I also wonder if we are really that different from our great-grandfathers of the Populist movement era--I think they as humans had the very same characteristics and would have loved to have had the luxury to be apathetic...but were just living closer to the edge of survival, in an era without fallback comforts. When they got hurt or sick--they died. When they got old--they died. When they lost their farm--they died.
So, maybe that is why they became more easily convinced than modern folks to join the Populist movement, to join Unions, to dump out their milk in protests, to set up tent camps when the Wobblies called a strike, and come back for more when the Pinkertons finished crushing it. They found their voice when no one else was speaking the truth, to organize a local union when no one else was standing up, to write up their economic/political concerns and drive around to every farm in the region to create a voting block.

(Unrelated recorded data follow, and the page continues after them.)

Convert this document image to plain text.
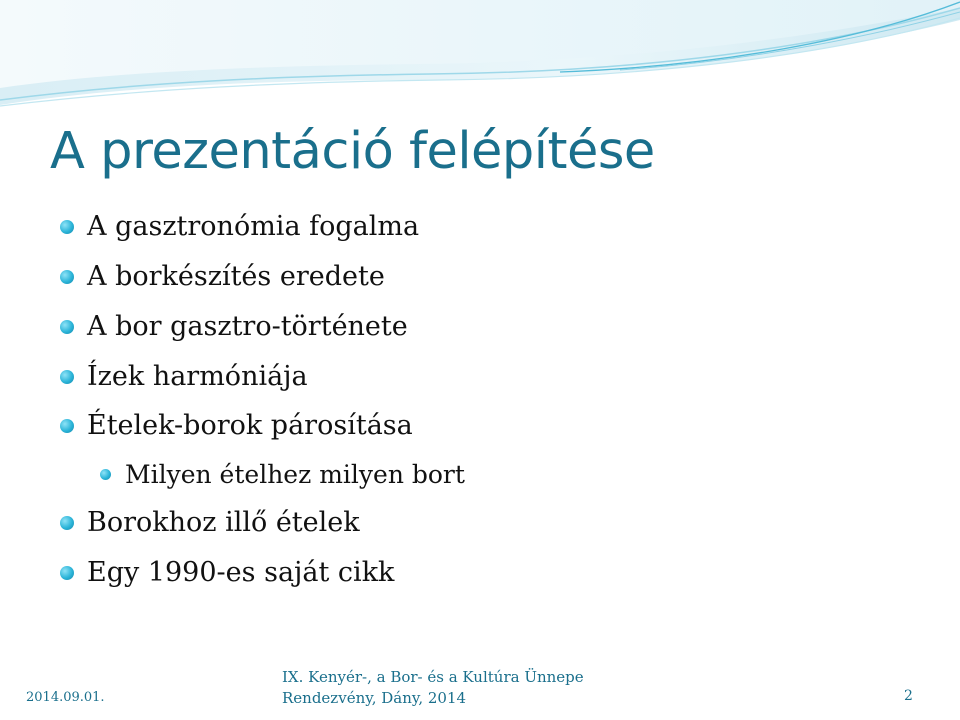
A prezentáció felépítése
A gasztronómia fogalma
A borkészítés eredete
A bor gasztro-története
Ízek harmóniája
Ételek-borok párosítása
Milyen ételhez milyen bort
Borokhoz illő ételek
Egy 1990-es saját cikk
2014.09.01.
IX. Kenyér-, a Bor- és a Kultúra Ünnepe
Rendezvény, Dány, 2014	2
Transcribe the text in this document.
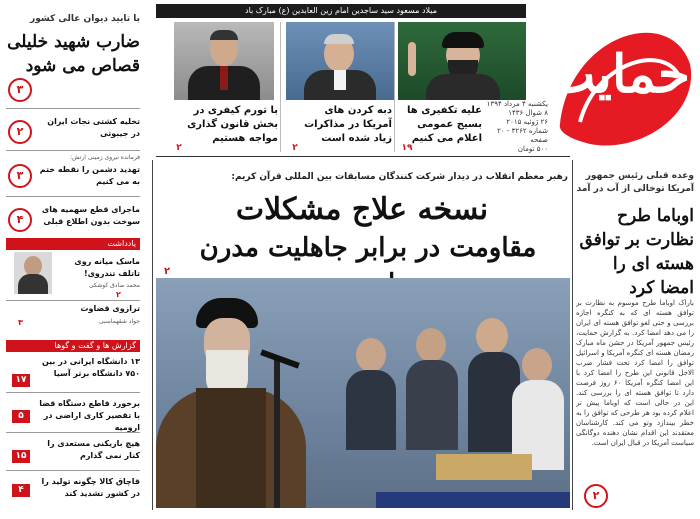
حمایت
یکشنبه ۴ مرداد ۱۳۹۴
۸ شوال ۱۴۳۶
۲۶ ژوئیه ۲۰۱۵
شماره ۳۲۶۲ - ۲۰ صفحه
۵۰۰ تومان
میلاد مسعود سید ساجدین امام زین العابدین (ع) مبارک باد
علیه تکفیری ها بسیج عمومی اعلام می کنیم
۱۹
دبه کردن های آمریکا در مذاکرات زیاد شده است
۲
با تورم کیفری در بخش قانون گذاری مواجه هستیم
۲
رهبر معظم انقلاب در دیدار شرکت کنندگان مسابقات بین المللی قرآن کریم:
نسخه علاج مشکلات
مقاومت در برابر جاهلیت مدرن
۲
وعده قبلی رئیس جمهور آمریکا توخالی از آب در آمد
اوباما طرح نظارت بر توافق هسته ای را امضا کرد
باراک اوباما طرح موسوم به نظارت بر توافق هسته ای که به کنگره اجازه بررسی و حتی لغو توافق هسته ای ایران را می دهد امضا کرد. به گزارش حمایت، رئیس جمهور آمریکا در جشن ماه مبارک رمضان هسته ای کنگره آمریکا و اسرائیل توافق را امضا کرد تحت فشار ضرب الاجل قانونی این طرح را امضا کرد با این امضا کنگره آمریکا ۶۰ روز فرصت دارد تا توافق هسته ای را بررسی کند. این در حالی است که اوباما پیش تر اعلام کرده بود هر طرحی که توافق را به خطر بیندازد وتو می کند. کارشناسان معتقدند این اقدام نشان دهنده دوگانگی سیاست آمریکا در قبال ایران است.
۲
با تایید دیوان عالی کشور
ضارب شهید خلیلی قصاص می شود
۳
تخلیه کشتی نجات ایران در جیبوتی
۲
فرمانده نیروی زمینی ارتش:
تهدید دشمن را نقطه ختم به می کنیم
۳
ماجرای قطع سهمیه های سوخت بدون اطلاع قبلی
۴
یادداشت
ماسک میانه روی تاتلف تندروی!
محمد صادق کوشکی
۲
ترازوی قضاوت
جواد شقهماسبی
۳
گزارش ها و گفت و گوها
۱۳ دانشگاه ایرانی در بین ۷۵۰ دانشگاه برتر آسیا
۱۷
برخورد قاطع دستگاه قضا با تقصیر کاری اراضی در ارومیه
۵
هیچ بازیکنی مستعدی را کنار نمی گذارم
۱۵
قاچاق کالا چگونه تولید را در کشور تشدید کند
۴
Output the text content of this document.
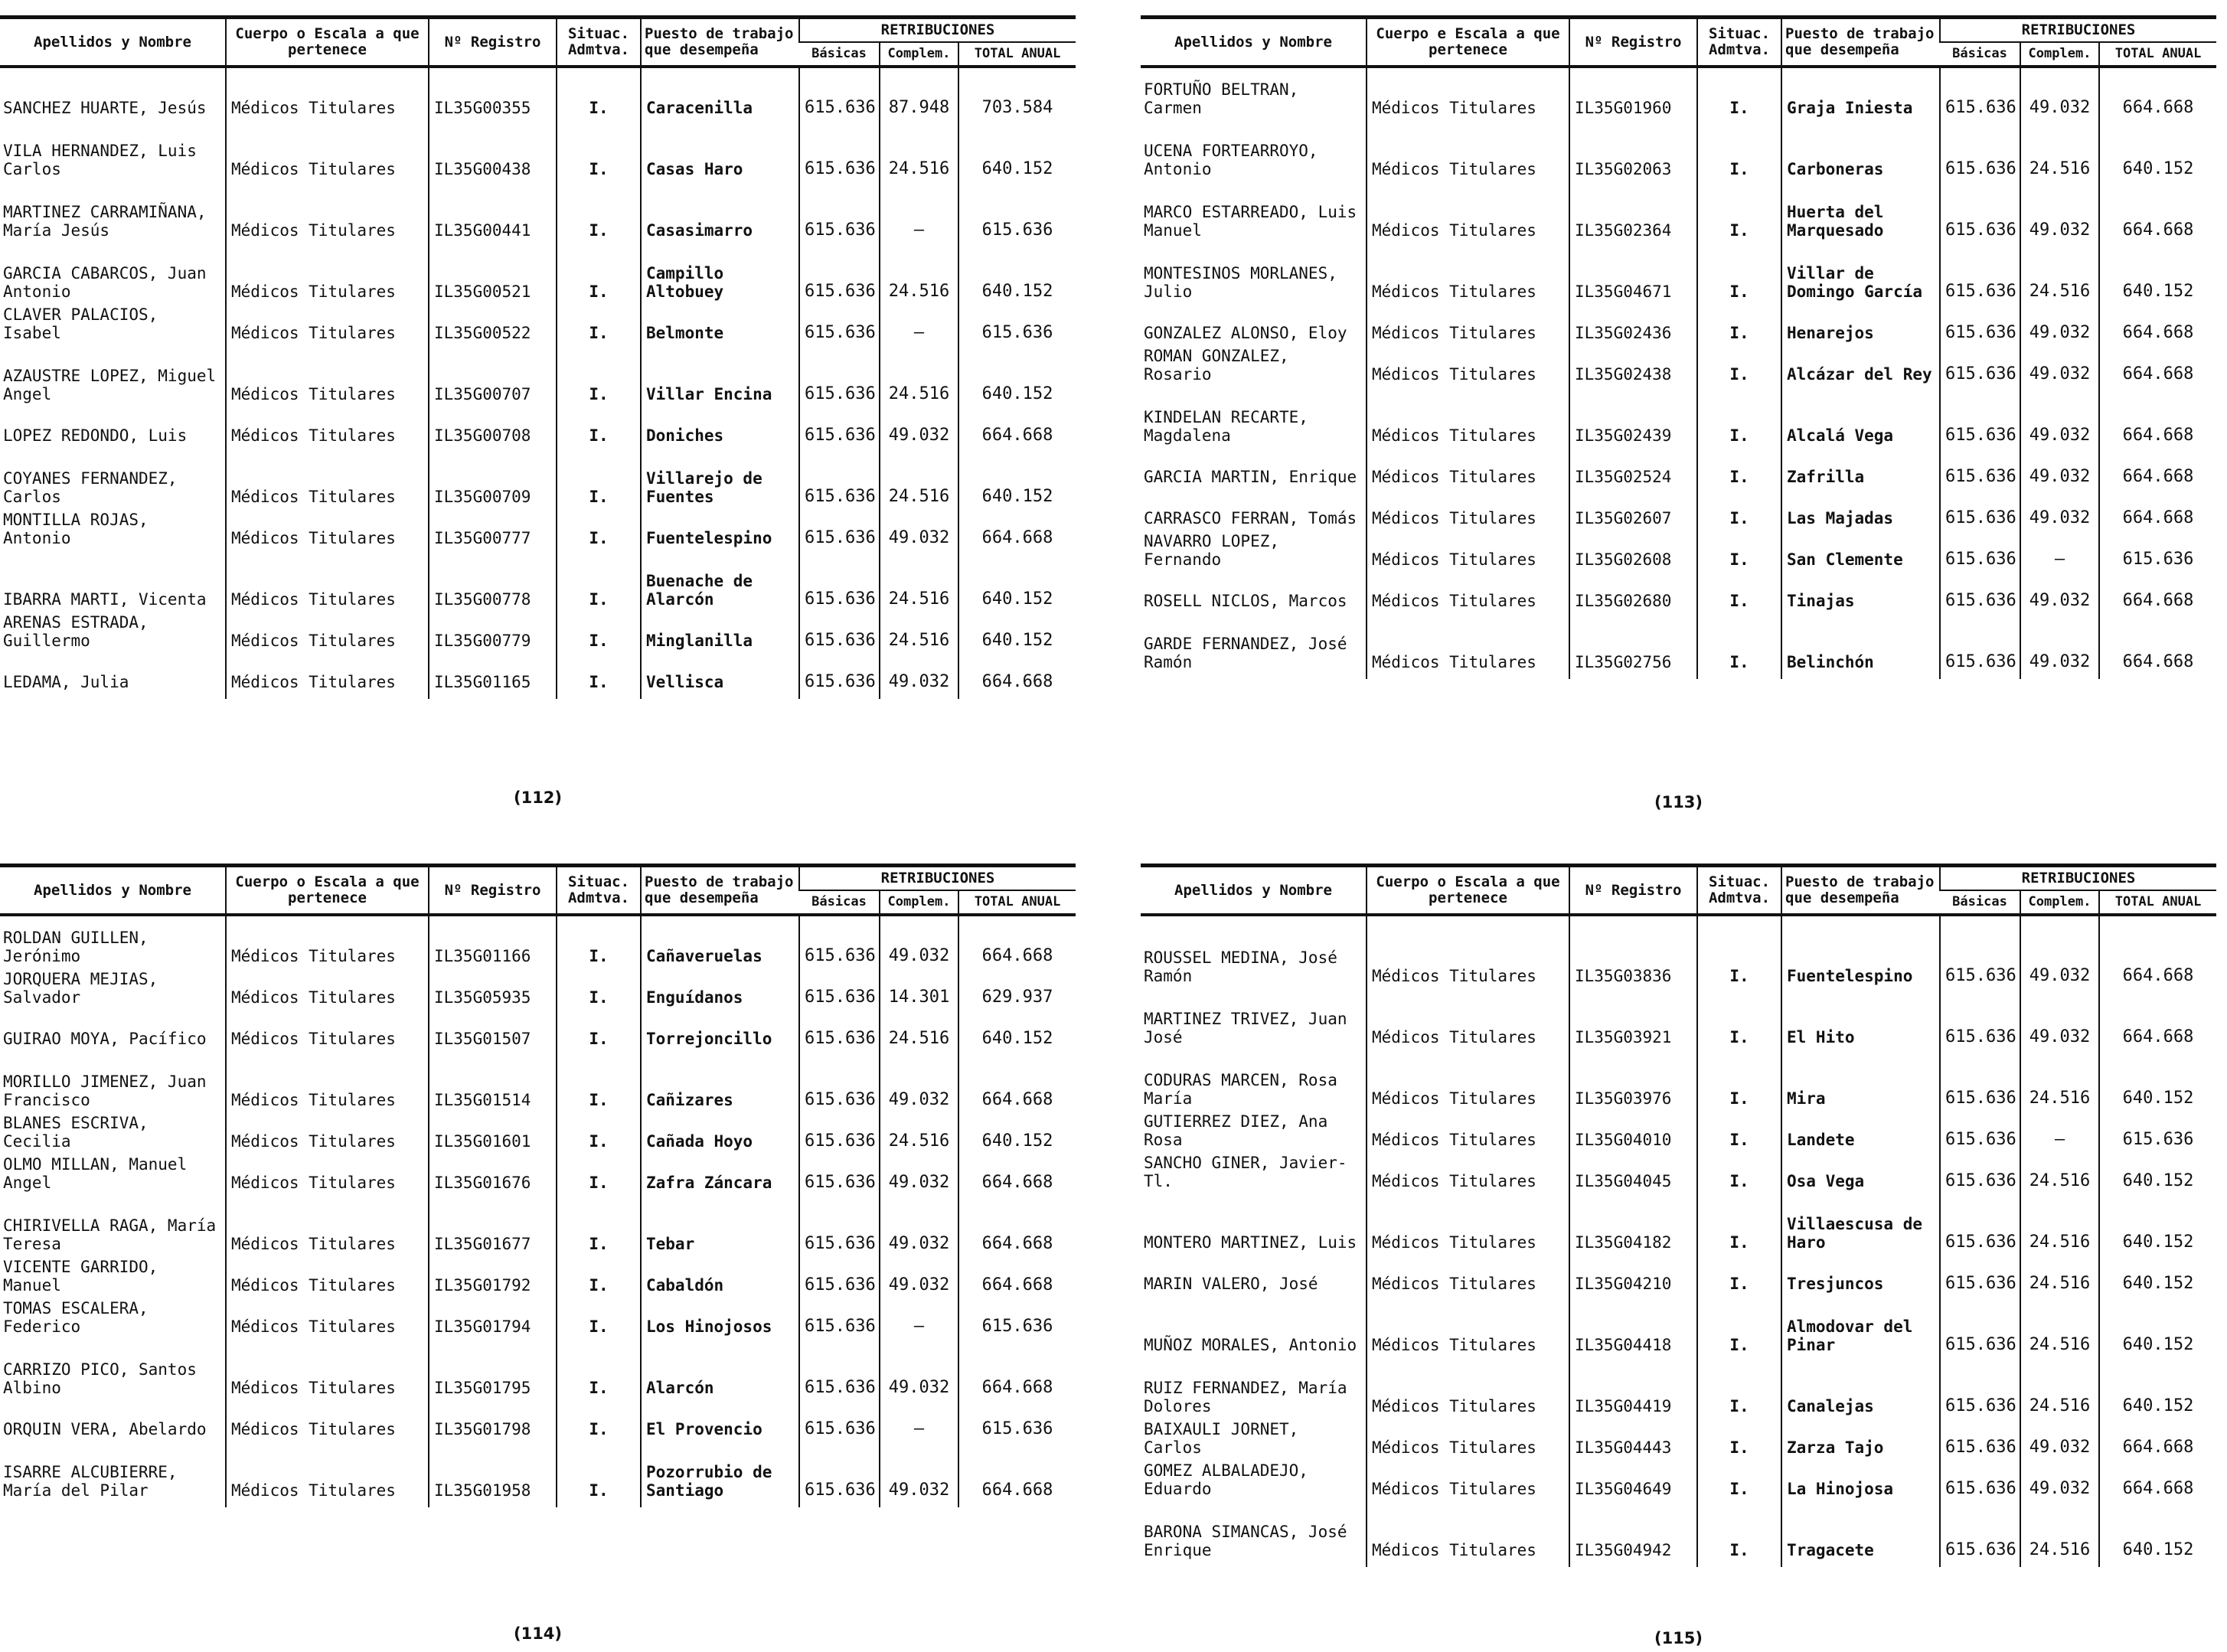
Apellidos y Nombre	Cuerpo o Escala a que pertenece	Nº Registro	Situac. Admtva.	Puesto de trabajo que desempeña	RETRIBUCIONES		
					Básicas	Complem.	TOTAL ANUAL

SANCHEZ HUARTE, Jesús	Médicos Titulares	IL35G00355	I.	Caracenilla	615.636	87.948	703.584
VILA HERNANDEZ, Luis Carlos	Médicos Titulares	IL35G00438	I.	Casas Haro	615.636	24.516	640.152
MARTINEZ CARRAMIÑANA, María Jesús	Médicos Titulares	IL35G00441	I.	Casasimarro	615.636	—	615.636
GARCIA CABARCOS, Juan Antonio	Médicos Titulares	IL35G00521	I.	Campillo Altobuey	615.636	24.516	640.152
CLAVER PALACIOS, Isabel	Médicos Titulares	IL35G00522	I.	Belmonte	615.636	—	615.636
AZAUSTRE LOPEZ, Miguel Angel	Médicos Titulares	IL35G00707	I.	Villar Encina	615.636	24.516	640.152
LOPEZ REDONDO, Luis	Médicos Titulares	IL35G00708	I.	Doniches	615.636	49.032	664.668
COYANES FERNANDEZ, Carlos	Médicos Titulares	IL35G00709	I.	Villarejo de Fuentes	615.636	24.516	640.152
MONTILLA ROJAS, Antonio	Médicos Titulares	IL35G00777	I.	Fuentelespino	615.636	49.032	664.668
IBARRA MARTI, Vicenta	Médicos Titulares	IL35G00778	I.	Buenache de Alarcón	615.636	24.516	640.152
ARENAS ESTRADA, Guillermo	Médicos Titulares	IL35G00779	I.	Minglanilla	615.636	24.516	640.152
LEDAMA, Julia	Médicos Titulares	IL35G01165	I.	Vellisca	615.636	49.032	664.668

Apellidos y Nombre	Cuerpo e Escala a que pertenece	Nº Registro	Situac. Admtva.	Puesto de trabajo que desempeña	RETRIBUCIONES		
					Básicas	Complem.	TOTAL ANUAL

FORTUÑO BELTRAN, Carmen	Médicos Titulares	IL35G01960	I.	Graja Iniesta	615.636	49.032	664.668
UCENA FORTEARROYO, Antonio	Médicos Titulares	IL35G02063	I.	Carboneras	615.636	24.516	640.152
MARCO ESTARREADO, Luis Manuel	Médicos Titulares	IL35G02364	I.	Huerta del Marquesado	615.636	49.032	664.668
MONTESINOS MORLANES, Julio	Médicos Titulares	IL35G04671	I.	Villar de Domingo García	615.636	24.516	640.152
GONZALEZ ALONSO, Eloy	Médicos Titulares	IL35G02436	I.	Henarejos	615.636	49.032	664.668
ROMAN GONZALEZ, Rosario	Médicos Titulares	IL35G02438	I.	Alcázar del Rey	615.636	49.032	664.668
KINDELAN RECARTE, Magdalena	Médicos Titulares	IL35G02439	I.	Alcalá Vega	615.636	49.032	664.668
GARCIA MARTIN, Enrique	Médicos Titulares	IL35G02524	I.	Zafrilla	615.636	49.032	664.668
CARRASCO FERRAN, Tomás	Médicos Titulares	IL35G02607	I.	Las Majadas	615.636	49.032	664.668
NAVARRO LOPEZ, Fernando	Médicos Titulares	IL35G02608	I.	San Clemente	615.636	—	615.636
ROSELL NICLOS, Marcos	Médicos Titulares	IL35G02680	I.	Tinajas	615.636	49.032	664.668
GARDE FERNANDEZ, José Ramón	Médicos Titulares	IL35G02756	I.	Belinchón	615.636	49.032	664.668

Apellidos y Nombre	Cuerpo o Escala a que pertenece	Nº Registro	Situac. Admtva.	Puesto de trabajo que desempeña	RETRIBUCIONES		
					Básicas	Complem.	TOTAL ANUAL

ROLDAN GUILLEN, Jerónimo	Médicos Titulares	IL35G01166	I.	Cañaveruelas	615.636	49.032	664.668
JORQUERA MEJIAS, Salvador	Médicos Titulares	IL35G05935	I.	Enguídanos	615.636	14.301	629.937
GUIRAO MOYA, Pacífico	Médicos Titulares	IL35G01507	I.	Torrejoncillo	615.636	24.516	640.152
MORILLO JIMENEZ, Juan Francisco	Médicos Titulares	IL35G01514	I.	Cañizares	615.636	49.032	664.668
BLANES ESCRIVA, Cecilia	Médicos Titulares	IL35G01601	I.	Cañada Hoyo	615.636	24.516	640.152
OLMO MILLAN, Manuel Angel	Médicos Titulares	IL35G01676	I.	Zafra Záncara	615.636	49.032	664.668
CHIRIVELLA RAGA, María Teresa	Médicos Titulares	IL35G01677	I.	Tebar	615.636	49.032	664.668
VICENTE GARRIDO, Manuel	Médicos Titulares	IL35G01792	I.	Cabaldón	615.636	49.032	664.668
TOMAS ESCALERA, Federico	Médicos Titulares	IL35G01794	I.	Los Hinojosos	615.636	—	615.636
CARRIZO PICO, Santos Albino	Médicos Titulares	IL35G01795	I.	Alarcón	615.636	49.032	664.668
ORQUIN VERA, Abelardo	Médicos Titulares	IL35G01798	I.	El Provencio	615.636	—	615.636
ISARRE ALCUBIERRE, María del Pilar	Médicos Titulares	IL35G01958	I.	Pozorrubio de Santiago	615.636	49.032	664.668

Apellidos y Nombre	Cuerpo o Escala a que pertenece	Nº Registro	Situac. Admtva.	Puesto de trabajo que desempeña	RETRIBUCIONES		
					Básicas	Complem.	TOTAL ANUAL

ROUSSEL MEDINA, José Ramón	Médicos Titulares	IL35G03836	I.	Fuentelespino	615.636	49.032	664.668
MARTINEZ TRIVEZ, Juan José	Médicos Titulares	IL35G03921	I.	El Hito	615.636	49.032	664.668
CODURAS MARCEN, Rosa María	Médicos Titulares	IL35G03976	I.	Mira	615.636	24.516	640.152
GUTIERREZ DIEZ, Ana Rosa	Médicos Titulares	IL35G04010	I.	Landete	615.636	—	615.636
SANCHO GINER, Javier-Tl.	Médicos Titulares	IL35G04045	I.	Osa Vega	615.636	24.516	640.152
MONTERO MARTINEZ, Luis	Médicos Titulares	IL35G04182	I.	Villaescusa de Haro	615.636	24.516	640.152
MARIN VALERO, José	Médicos Titulares	IL35G04210	I.	Tresjuncos	615.636	24.516	640.152
MUÑOZ MORALES, Antonio	Médicos Titulares	IL35G04418	I.	Almodovar del Pinar	615.636	24.516	640.152
RUIZ FERNANDEZ, María Dolores	Médicos Titulares	IL35G04419	I.	Canalejas	615.636	24.516	640.152
BAIXAULI JORNET, Carlos	Médicos Titulares	IL35G04443	I.	Zarza Tajo	615.636	49.032	664.668
GOMEZ ALBALADEJO, Eduardo	Médicos Titulares	IL35G04649	I.	La Hinojosa	615.636	49.032	664.668
BARONA SIMANCAS, José Enrique	Médicos Titulares	IL35G04942	I.	Tragacete	615.636	24.516	640.152

(112)	(113)
(114)	(115)
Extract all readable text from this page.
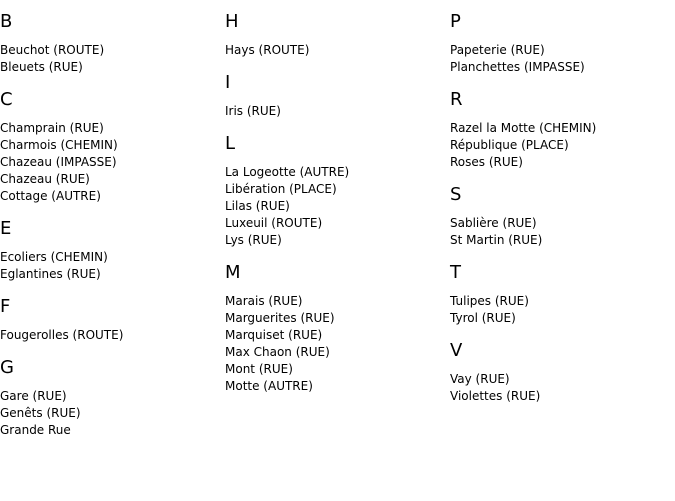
B
Beuchot (ROUTE)
Bleuets (RUE)
C
Champrain (RUE)
Charmois (CHEMIN)
Chazeau (IMPASSE)
Chazeau (RUE)
Cottage (AUTRE)
E
Ecoliers (CHEMIN)
Eglantines (RUE)
F
Fougerolles (ROUTE)
G
Gare (RUE)
Genêts (RUE)
Grande Rue
H
Hays (ROUTE)
I
Iris (RUE)
L
La Logeotte (AUTRE)
Libération (PLACE)
Lilas (RUE)
Luxeuil (ROUTE)
Lys (RUE)
M
Marais (RUE)
Marguerites (RUE)
Marquiset (RUE)
Max Chaon (RUE)
Mont (RUE)
Motte (AUTRE)
P
Papeterie (RUE)
Planchettes (IMPASSE)
R
Razel la Motte (CHEMIN)
République (PLACE)
Roses (RUE)
S
Sablière (RUE)
St Martin (RUE)
T
Tulipes (RUE)
Tyrol (RUE)
V
Vay (RUE)
Violettes (RUE)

In our times, we have been blessed with comforts for a couple generations, enough time to have lost track of even our family history of these times...and also there have been generations of ways to divide and confuse issues, to keep people from taking stands against the mismanagement of the economy and environment. To the point where once again the fears of death again are real for us--from mother nature's droughts and severe storms, from unemployment leaving us homeless and starving, from malaise causing our children to give up on life--where people again are finally saying 'enough, what can I do to change this?'
But these people will still need to find common cause to join a Populist movement to push back against these controlling interests. They need to not expect perfection in all things, but to expect progressive movement in key areas--in banking, in energy, in food, in water, in air (and if more can be agreed upon, so be it). And in the process of achieving movement there, won't some of the other issues that currently distract us start to drift away?